Attestation signing of non-device driver DLLs

This isn’t technically driver related but close enough because of the signing issues.

A couple of years ago, MSFT released module code integrity to prevent injections into protected processes, mainly Edge.

“Starting with EdgeHTML 13, Microsoft Edge defends the user’s browsing experience by blocking injection of DLLs into the browser unless they are Windows components or signed device drivers. DLLs that are either Microsoft-signed, or WHQL-signed, will be allowed to load, and all others will be blocked. “Microsoft-signed” allows for Edge components, Windows components, and other Microsoft-supplied features to be loaded. WHQL (Windows Hardware Quality Lab) signed DLLs are device drivers for things like the webcam, some of which need to run in-process in Edge to work. For ordinary use, users should not notice any difference in Microsoft Edge.”
https://blogs.windows.com/msedgedev/2015/11/17/microsoft-edge-module-code-integrity/

While some may not like dll injections, there are legitimate purposes for the capability (security, testing and automation, instrumentation, shims, etc). There’s a reason MSFT released Detours after all. Anyway, during some testing today the debugger broke with this.
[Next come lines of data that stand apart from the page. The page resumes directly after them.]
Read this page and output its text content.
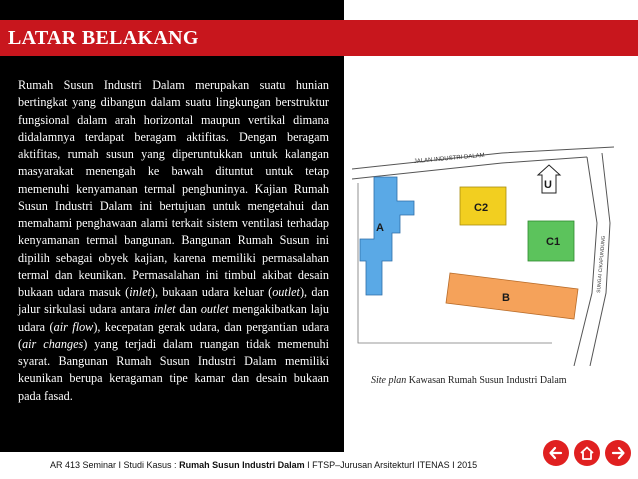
LATAR BELAKANG
Rumah Susun Industri Dalam merupakan suatu hunian bertingkat yang dibangun dalam suatu lingkungan berstruktur fungsional dalam arah horizontal maupun vertikal dimana didalamnya terdapat beragam aktifitas. Dengan beragam aktifitas, rumah susun yang diperuntukkan untuk kalangan masyarakat menengah ke bawah dituntut untuk tetap memenuhi kenyamanan termal penghuninya. Kajian Rumah Susun Industri Dalam ini bertujuan untuk mengetahui dan memahami penghawaan alami terkait sistem ventilasi terhadap kenyamanan termal bangunan. Bangunan Rumah Susun ini dipilih sebagai obyek kajian, karena memiliki permasalahan termal dan keunikan. Permasalahan ini timbul akibat desain bukaan udara masuk (inlet), bukaan udara keluar (outlet), dan jalur sirkulasi udara antara inlet dan outlet mengakibatkan laju udara (air flow), kecepatan gerak udara, dan pergantian udara (air changes) yang terjadi dalam ruangan tidak memenuhi syarat. Bangunan Rumah Susun Industri Dalam memiliki keunikan berupa keragaman tipe kamar dan desain bukaan pada fasad.
JALAN INDUSTRI DALAM
SUNGAI CIKAPUNDUNG
A
C2
C1
B
U
Site plan Kawasan Rumah Susun Industri Dalam
AR 413 Seminar I Studi Kasus : Rumah Susun Industri Dalam I FTSP–Jurusan ArsitekturI ITENAS I 2015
/******************************************************************

  • This break indicates this binary is not signed correctly: \Device\HarddiskVolume1\mydll.dll
  • and does not meet the system policy.
  • The binary was attempted to be loaded in the process: \Device\HarddiskVolume1\Windows\Microsoft.NET\Framework64\v4.0.30319\mscorsvw.exe
  • This is not a failure in CI, but a problem with the failing binary.
  • Please contact the binary owner for getting the binary correctly signed.
    /******************************************************************

Even though our dll is EV signed because mscorsvw.exe is a protected process it can’t load. Not that mscorsvw needs to be injected by our dll (I plan to add it to our exemptions list) but if MSFT is going to implement these restrictions I would hope that they would still offer a way for legitimate purpose such as attestation signing via DevPortal.

So my question is anyone aware of plans to have a process for non device driver DLLs like there is for drivers or LSA plugins? CI is a few years old and if nothing has come out yet my guess is no but wanted to ask the community anyway. The real issue will be if MSFT expands the list of protected processes because it’s going to make solutions have to find hacks or use other techniques like reflective loading.